CONSIDERING EDEN

BY DAMON WILLICK, Ph.D.

LOST detail (photo by Brian Forrest)

LOST detail (photo by Brian Forrest)

 

“The only true paradise is always the paradise we have lost.”

— Marcel Proust

The biblical description of Eden locates the garden as the intersection of four rivers: the Pison, Gihon, Hiddekel (Tigris), and Euphrates. These four rivers (two of which are unknown today) are all we have to go on in our search for the actual location of the lost paradise, and there is a long history of explorers, theologians, and historians who have searched for the elusive site of Adam and Eve. During the Middle Ages, the common belief was that Eden had become inaccessible to humans, still real, but just out of reach. Even recently, scientists and cartographers have debated whether the exact location of the biblical garden is within modern Iran or elsewhere in the Persian Gulf region.

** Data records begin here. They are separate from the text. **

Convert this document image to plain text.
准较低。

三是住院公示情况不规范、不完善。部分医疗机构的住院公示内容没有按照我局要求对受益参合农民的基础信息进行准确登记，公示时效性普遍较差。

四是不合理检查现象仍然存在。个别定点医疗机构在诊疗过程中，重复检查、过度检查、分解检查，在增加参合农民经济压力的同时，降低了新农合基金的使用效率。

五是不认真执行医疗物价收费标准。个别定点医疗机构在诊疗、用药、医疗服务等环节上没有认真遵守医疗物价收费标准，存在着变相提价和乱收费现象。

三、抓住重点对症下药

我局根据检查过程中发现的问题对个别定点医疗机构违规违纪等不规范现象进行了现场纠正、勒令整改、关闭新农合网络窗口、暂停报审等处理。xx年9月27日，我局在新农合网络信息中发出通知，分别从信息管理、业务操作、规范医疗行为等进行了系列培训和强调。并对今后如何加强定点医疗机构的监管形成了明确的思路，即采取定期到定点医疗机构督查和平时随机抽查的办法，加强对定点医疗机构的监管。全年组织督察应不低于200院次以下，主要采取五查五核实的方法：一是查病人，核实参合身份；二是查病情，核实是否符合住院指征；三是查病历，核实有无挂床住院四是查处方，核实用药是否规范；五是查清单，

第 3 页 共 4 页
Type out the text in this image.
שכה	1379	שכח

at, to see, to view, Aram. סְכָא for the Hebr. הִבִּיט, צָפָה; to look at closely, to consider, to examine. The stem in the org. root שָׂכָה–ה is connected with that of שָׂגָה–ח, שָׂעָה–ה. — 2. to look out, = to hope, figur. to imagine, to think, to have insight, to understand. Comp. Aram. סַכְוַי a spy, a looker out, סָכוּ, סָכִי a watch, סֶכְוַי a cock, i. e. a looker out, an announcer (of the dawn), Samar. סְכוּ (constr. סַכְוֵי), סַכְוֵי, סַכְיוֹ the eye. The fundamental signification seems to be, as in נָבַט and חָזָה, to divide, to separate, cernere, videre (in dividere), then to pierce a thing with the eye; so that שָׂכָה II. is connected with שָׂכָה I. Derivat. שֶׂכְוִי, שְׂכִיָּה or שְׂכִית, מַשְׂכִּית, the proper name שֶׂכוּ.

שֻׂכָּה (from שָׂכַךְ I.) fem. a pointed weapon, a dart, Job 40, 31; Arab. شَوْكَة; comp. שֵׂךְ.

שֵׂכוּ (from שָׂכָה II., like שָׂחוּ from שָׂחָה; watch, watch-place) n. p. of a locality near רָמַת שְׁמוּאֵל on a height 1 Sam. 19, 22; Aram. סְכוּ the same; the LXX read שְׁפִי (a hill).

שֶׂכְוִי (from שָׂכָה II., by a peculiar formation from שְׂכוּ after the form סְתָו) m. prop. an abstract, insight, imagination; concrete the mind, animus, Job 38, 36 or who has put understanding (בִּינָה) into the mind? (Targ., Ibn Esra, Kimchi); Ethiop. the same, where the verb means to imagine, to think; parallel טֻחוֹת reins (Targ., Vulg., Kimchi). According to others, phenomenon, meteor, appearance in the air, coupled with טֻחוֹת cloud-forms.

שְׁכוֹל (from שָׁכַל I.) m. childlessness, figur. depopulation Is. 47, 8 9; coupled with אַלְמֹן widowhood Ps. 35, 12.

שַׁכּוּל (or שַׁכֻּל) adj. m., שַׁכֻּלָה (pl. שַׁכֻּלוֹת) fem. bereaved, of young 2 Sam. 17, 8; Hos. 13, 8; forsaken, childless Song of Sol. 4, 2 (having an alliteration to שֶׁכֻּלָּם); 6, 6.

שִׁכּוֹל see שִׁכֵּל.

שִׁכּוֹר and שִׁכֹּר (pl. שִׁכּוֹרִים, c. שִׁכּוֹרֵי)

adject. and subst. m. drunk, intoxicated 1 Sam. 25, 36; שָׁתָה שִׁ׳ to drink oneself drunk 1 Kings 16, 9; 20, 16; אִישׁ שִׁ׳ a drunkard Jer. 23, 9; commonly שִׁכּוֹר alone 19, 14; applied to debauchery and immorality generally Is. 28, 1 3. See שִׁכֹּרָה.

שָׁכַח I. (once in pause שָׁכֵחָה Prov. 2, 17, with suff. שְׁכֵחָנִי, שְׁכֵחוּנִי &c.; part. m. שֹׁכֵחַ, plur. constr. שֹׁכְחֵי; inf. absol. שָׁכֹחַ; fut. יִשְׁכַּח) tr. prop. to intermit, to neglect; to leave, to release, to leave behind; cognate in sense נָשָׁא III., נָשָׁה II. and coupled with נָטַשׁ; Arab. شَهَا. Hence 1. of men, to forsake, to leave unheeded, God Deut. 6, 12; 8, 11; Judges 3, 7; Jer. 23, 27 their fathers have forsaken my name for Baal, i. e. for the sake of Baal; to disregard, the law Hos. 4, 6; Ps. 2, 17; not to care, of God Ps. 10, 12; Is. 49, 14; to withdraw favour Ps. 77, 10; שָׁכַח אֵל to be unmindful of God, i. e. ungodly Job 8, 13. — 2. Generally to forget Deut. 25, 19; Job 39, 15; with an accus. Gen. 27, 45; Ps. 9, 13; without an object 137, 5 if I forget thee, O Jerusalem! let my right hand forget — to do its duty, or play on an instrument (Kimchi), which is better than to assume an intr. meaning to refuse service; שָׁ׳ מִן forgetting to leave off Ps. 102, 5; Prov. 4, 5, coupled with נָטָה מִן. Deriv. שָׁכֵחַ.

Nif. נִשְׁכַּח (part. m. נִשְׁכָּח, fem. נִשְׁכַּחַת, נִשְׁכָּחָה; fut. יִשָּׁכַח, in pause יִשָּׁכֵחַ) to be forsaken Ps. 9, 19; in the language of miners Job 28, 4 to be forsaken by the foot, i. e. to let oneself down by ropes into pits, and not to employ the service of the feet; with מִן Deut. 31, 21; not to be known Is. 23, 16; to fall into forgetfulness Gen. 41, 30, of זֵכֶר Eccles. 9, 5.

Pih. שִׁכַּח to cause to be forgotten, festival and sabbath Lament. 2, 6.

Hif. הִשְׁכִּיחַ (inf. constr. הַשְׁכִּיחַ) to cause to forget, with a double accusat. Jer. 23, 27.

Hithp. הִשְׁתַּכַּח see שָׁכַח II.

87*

The idea of an Eden, however, predates the Old Testament, and paradise myths have their roots in ancient mythology. Common to these stories are the ideals of Man’s communion with nature in a bountiful setting of abundant water, sunshine, and happiness. It is no surprise, then, that the topic of Eden would be compelling in the complicated and contentious times we find ourselves in today. Whether approached as a real site or an imaginary ideal, the topic of Eden opens up a wealth of possibilities for artists to follow in their work. Lisa Bloomfield, Jane Brucker, Paul Goldman, Katherine Huffaker Jones, and Bob Jones, all mid-career California artists, approach the ideas of Eden as both corporeal and spiritual, real and imagined.

These artists understand that Eden always implies a mythic utopian paradise as well as its tragic loss; Eden is simultaneously the ideal garden of Adam and Eve as well as the site of their hubristic downfall. Paradise is the sum of our fantasies of heaven on Earth, a location to be rediscovered, and a constant reminder of our past and present mistakes. We search for Eden at the same time we mourn its loss.

Considering Eden in Los Angeles opens other avenues of thought and contemplation. Every hometown has its mythic Eden−a golden era or prime location long lost−but LA is particularly Edenic in its bipolar attractions and repulsions, imagined heydays, and constant reminders that there is always a price to pay for one’s paradise, The city lures you in with the ideas of itself (Hollywood, Disneyland, Palm Trees, Beverly Hills, the list can go on and on) while at the same time disgusts with its obverse disasters and scars (fires, mudslides, earthquakes, riots, gang violence, etc). One only has to venture outside the Annenberg Beach House Gallery to experience the city’s contradictions directly. Walking along the sandy beach, you may encounter one of the city’s thousands of homeless sleeping behind or upon an iconic LA county lifeguard tower immortalized on kitsch television programs like Baywatch. If you decide to swim in the alluring Pacific Ocean at the city’s edge, you risk your health as the brownish green waters of Santa Monica are contaminated with urban runoff that flows directly out of the city’s flood control channels (our very own four rivers of Eden). Even the Annenberg Beach House itself reminds us of LA’s sordid racial politics; the Beach House site was once the Sand and Sea Beach Club, the only beach club to accommodate the religious and ethnic minorities barred for much of the twentieth century from the restrictive establishments that lined the coastline.

As social historian Mike Davis described, Los Angeles is Walden Pond on acid. What may first attract you to the region can also send you away in disbelief, and the artists of Considering Eden explore the dichotomies of paradise from a variety of artistic mediums in order to express the unique physical and psychological landscapes of our world. In Lisa Bloomfield’s Like Fire, for example, we witness the unique atmospherics of Los Angeles’s fire fueled skies as seen through the artist’s living room curtains, finding beauty caused by the horrors of a distant wildfire. Jane Brucker’s display cases of cast metal objects also explore the visceral and spiritual aspects of the human life cycle, reminding us of death’s presence in everyday objects. Paula Goldman’s Nature series demonstrates the aesthetic beauty of decay in her photographs of still lifes that are in various rotting states. Similarly, Katherine Huffaker Jones’s oil paintings are based on constructed dioramas and intricate scenes that speak to our futile attempts to understand life’s trials and tribulations. And, the collages of Bob Jones recontextualize the familiar sentimental images and texts of greeting cards into uncanny combinations that defy their original messages. Just as Eden conjures up images of paradise and its loss, these artists contemplate the sunshine and noir of our daily lives.

As Marcel Proust explained, paradise has always been lost. Considering Eden reminds us of our past, our dreams, and our failures.


DAMON WILLICK is an Associate Professor of Art History at Loyola Marymount University and serves on the editorial board of the contemporary art journal X-TRA. His scholarship focuses on art in Los Angeles. Willick wrote about Jane Brucker’s LOST as part of the Annenberg Beach House Gallery exhibition, Considering Eden.